Yes to both, and those are more of the reasons M16s, M4s, AR-15s, and their magazines are quintessentially within the scope of the right to keep and bear arms. It is also true that a flash suppressor can prevent the user from being blinded at night, and the purpose of a 30-round magazine is not only to allow you to fire 30 shots before reloading, but to give you a greater opportunity to reload before the rifle runs out of ammunition.
Tucker: The AR-15 is an offensive combat weapon no different in function or purpose than an M4.
The same is true of bolt-action deer hunting rifles as compared to the Mauser bolt-action warfighting rifle, introduced in 1898, from which they are descended.
Defensive combat is generally up close and very personal. At that range, it is very difficult to use a rifle as a defensive weapon, except as a blunt force instrument.

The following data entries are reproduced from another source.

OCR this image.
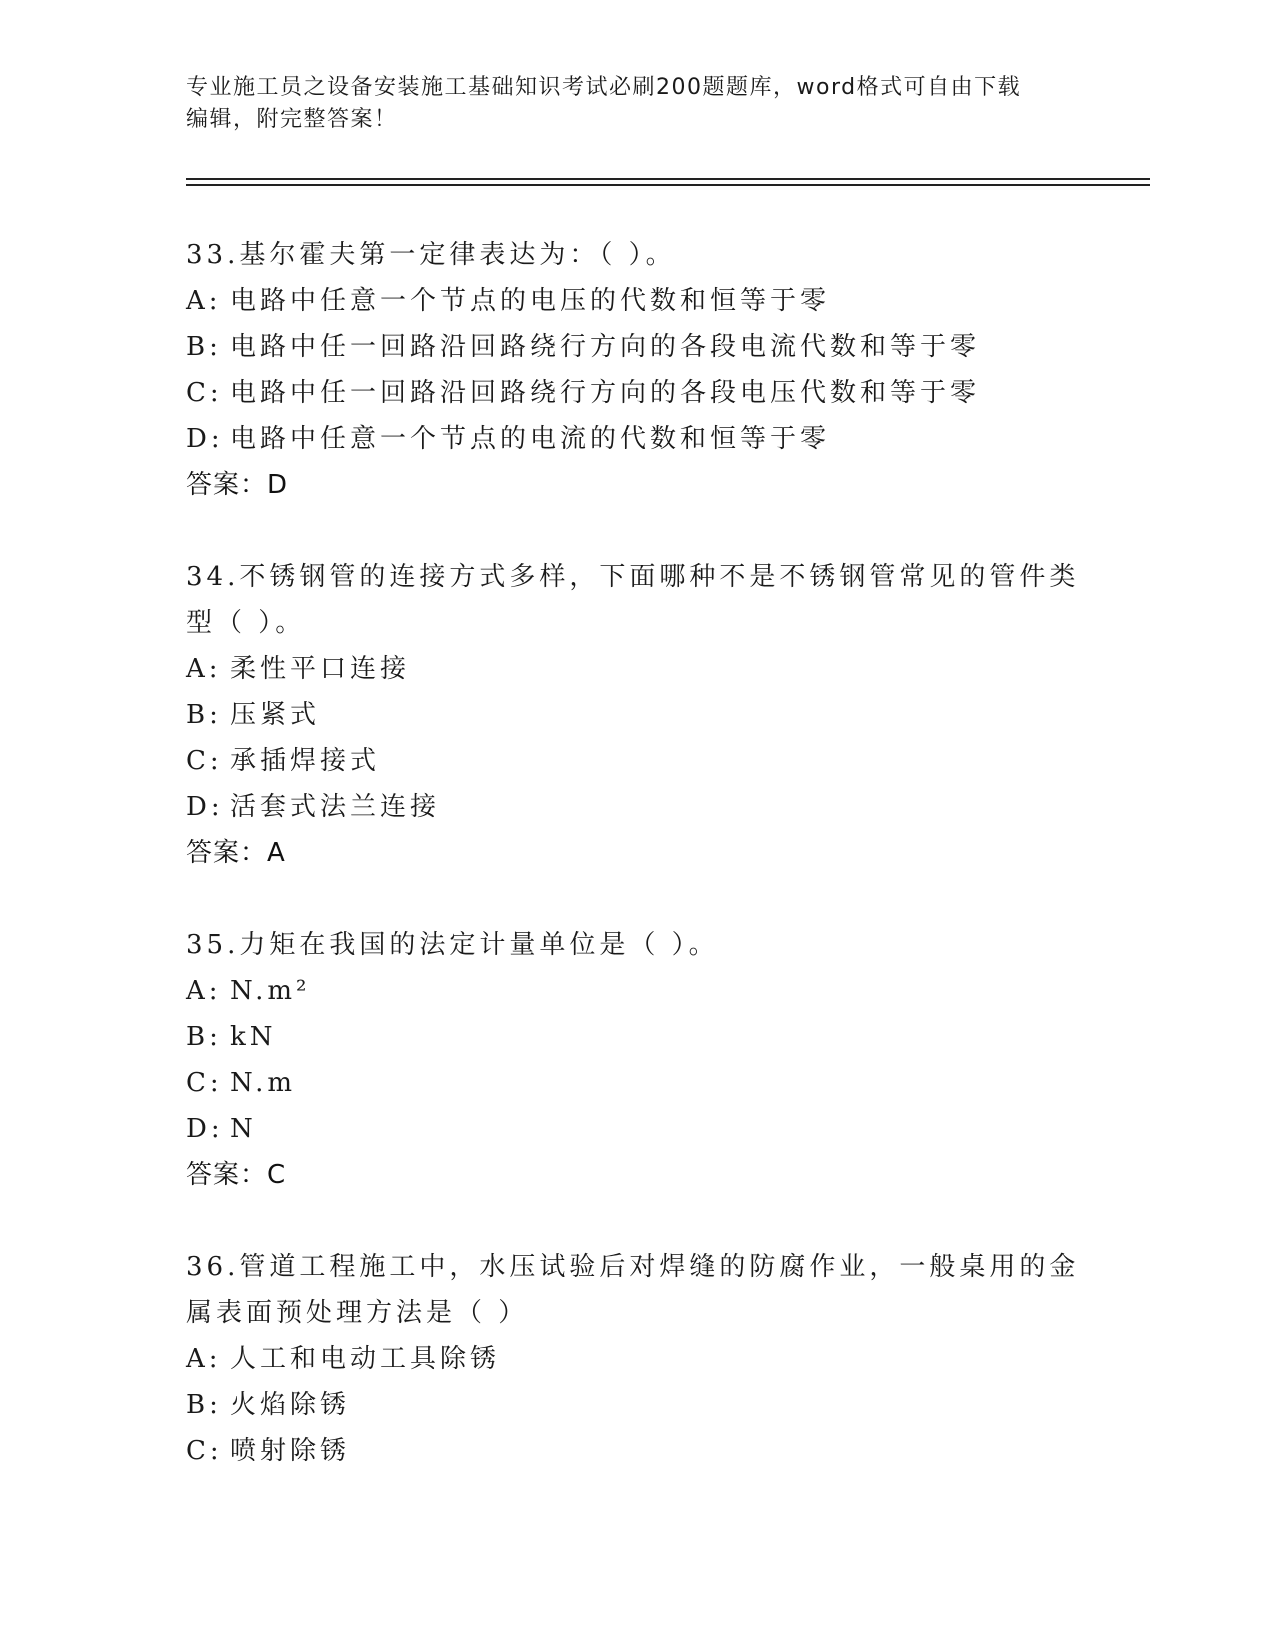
专业施工员之设备安装施工基础知识考试必刷200题题库，word格式可自由下载
编辑，附完整答案！
33.基尔霍夫第一定律表达为：（ ）。
A: 电路中任意一个节点的电压的代数和恒等于零
B: 电路中任一回路沿回路绕行方向的各段电流代数和等于零
C: 电路中任一回路沿回路绕行方向的各段电压代数和等于零
D: 电路中任意一个节点的电流的代数和恒等于零
答案：D
34.不锈钢管的连接方式多样，下面哪种不是不锈钢管常见的管件类型（ ）。
A: 柔性平口连接
B: 压紧式
C: 承插焊接式
D: 活套式法兰连接
答案：A
35.力矩在我国的法定计量单位是（ ）。
A: N.m²
B: kN
C: N.m
D: N
答案：C
36.管道工程施工中，水压试验后对焊缝的防腐作业，一般桌用的金属表面预处理方法是（ ）
A: 人工和电动工具除锈
B: 火焰除锈
C: 喷射除锈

Again, Tucker is making stuff up. The military uses “shoot houses”—shooting ranges laid out like the interiors of residences and other buildings, with targets only a few yards away—to train personnel in “room-clearing” during urban warfare operations. Similarly, defensive/tactical rifle classes focus primarily on target engagements at 25 yards or less. And military and civilian instructors conduct “force on force” training in structures laid out like shoot houses, using guns that cannot fire real bullets, with trainees suited-up in masks and heavy clothing to prevent being stung by the little paint or powder dispensing bullets that the special-purpose guns use.
Oliva’s other argument is that AR-15s and comparable rifles are not the warfighting rifles that Tucker claims, but are instead “Modern Sporting Rifles,” a term NSSF made up some years ago, presumably in the hope of convincing suburban soccer moms and their demoralized husbands that AR-15s shouldn’t be banned. Here and here, I explained why the term is misleading and counterproductive in terms of the challenge we face in convincing courts to overturn “assault weapon” bans.